Дрожь отвращения пробежала по ее телу. Негодование и жалость, и обида встали из глубины души.
— Так, значит, нет ничего!.. нет?.. и все неправда? И верить нельзя! — восклицала Ненси, ломая руки, тщетно ожидая ответа в своей бессильной тоске.
И она горько, горько рыдала, оплакивая свою молодую, поруганную страсть, тоскуя об утраченных, хотя неясных, но живущих в душе, идеалах любви.
XVIII.
Так прошла неделя. Ненси старалась избегать Войновского. Он принял относительно ее любезный, но несколько оскорбленный тон. Лишь изредка в его бегло скользящих по ней взглядах загорался самодовольный огонь, а улыбка как бы говорила: «Ничего! перемелется — мука будет».
Не понимая, в чем дело, видя исключительно только нервное состояние Ненси, Марья Львовна совершенно теряла голову, и, наконец, подумав, что Сусанна — все-таки мать обожаемой ею внучки, решилась поделиться с дочерью своею тревогой.
— Нет ничего удивительного!.. — бойко разъясняла Сусанна.- Une jeune femme…[157] а этот… я ведь знаю все, — и, как бы мимоходом, обронила она фразу: — ее герой… он стар для нее…
«Может быть, она и права, эта «каботинка»[158]! — подумала несколько успокоившаяся Марья Львовна, но в итоге не совсем довольная своей откровенностью с Сусанной…
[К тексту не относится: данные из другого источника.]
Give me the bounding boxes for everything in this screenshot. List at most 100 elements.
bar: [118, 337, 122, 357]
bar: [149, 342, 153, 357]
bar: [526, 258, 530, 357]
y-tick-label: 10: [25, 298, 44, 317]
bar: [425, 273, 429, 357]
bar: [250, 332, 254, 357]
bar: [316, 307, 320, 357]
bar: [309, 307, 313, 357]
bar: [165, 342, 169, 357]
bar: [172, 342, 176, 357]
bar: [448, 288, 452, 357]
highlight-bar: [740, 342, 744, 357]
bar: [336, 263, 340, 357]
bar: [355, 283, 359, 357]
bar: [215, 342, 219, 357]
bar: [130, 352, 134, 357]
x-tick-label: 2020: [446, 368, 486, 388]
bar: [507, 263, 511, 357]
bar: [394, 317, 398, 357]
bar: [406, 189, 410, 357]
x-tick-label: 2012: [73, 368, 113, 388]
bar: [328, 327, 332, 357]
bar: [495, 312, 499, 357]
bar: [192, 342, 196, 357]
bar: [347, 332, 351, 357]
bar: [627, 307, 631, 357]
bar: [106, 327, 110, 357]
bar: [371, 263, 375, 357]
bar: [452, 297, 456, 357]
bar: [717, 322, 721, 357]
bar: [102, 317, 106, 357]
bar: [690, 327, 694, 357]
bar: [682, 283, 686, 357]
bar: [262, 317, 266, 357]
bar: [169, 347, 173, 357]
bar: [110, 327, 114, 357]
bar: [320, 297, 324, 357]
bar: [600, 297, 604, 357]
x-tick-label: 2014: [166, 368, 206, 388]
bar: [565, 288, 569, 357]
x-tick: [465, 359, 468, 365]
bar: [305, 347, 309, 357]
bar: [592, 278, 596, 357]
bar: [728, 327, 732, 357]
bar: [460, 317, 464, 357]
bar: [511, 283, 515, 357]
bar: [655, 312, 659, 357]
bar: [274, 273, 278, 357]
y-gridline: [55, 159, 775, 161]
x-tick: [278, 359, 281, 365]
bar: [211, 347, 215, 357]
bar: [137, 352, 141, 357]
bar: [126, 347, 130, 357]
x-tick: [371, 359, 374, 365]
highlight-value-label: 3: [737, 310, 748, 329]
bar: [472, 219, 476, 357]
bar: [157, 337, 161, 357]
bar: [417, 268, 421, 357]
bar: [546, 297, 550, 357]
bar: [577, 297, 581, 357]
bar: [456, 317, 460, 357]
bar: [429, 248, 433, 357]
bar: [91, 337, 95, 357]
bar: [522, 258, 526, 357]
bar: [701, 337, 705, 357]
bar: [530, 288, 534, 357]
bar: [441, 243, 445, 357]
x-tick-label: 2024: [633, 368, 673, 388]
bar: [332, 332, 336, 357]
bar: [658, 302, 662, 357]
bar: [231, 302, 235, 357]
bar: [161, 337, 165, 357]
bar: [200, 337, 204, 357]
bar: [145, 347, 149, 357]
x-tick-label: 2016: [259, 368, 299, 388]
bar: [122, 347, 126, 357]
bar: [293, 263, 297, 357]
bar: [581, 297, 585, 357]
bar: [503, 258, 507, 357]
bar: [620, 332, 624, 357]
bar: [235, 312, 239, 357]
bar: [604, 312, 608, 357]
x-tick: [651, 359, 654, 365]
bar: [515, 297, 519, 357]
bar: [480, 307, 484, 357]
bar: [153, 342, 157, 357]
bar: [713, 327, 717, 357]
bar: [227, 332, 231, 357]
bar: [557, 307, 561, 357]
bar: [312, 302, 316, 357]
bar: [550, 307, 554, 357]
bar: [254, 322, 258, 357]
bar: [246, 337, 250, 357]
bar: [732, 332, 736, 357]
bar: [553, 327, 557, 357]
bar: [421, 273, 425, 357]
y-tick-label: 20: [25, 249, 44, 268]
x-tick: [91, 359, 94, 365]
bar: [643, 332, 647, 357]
— Родная, я к вам с просьбой, — так начала, влететь, дня два спустя, в гостиную Гудауровой, беспокойная Ласточкина, — представьте, какое несчастие! Эта противная кривляка совсем, наотрез, отказалась играть!.. Положим, она расстроена, даже собралась уехать, для успокоения нервов, но так нельзя же подводить!.. Я просто в отчаянии!.. Я не решаюсь просить сама вашу прелестную внучку, а вся надежда на вас, — умоляла она Марью Львовну, — голубушка, спасите!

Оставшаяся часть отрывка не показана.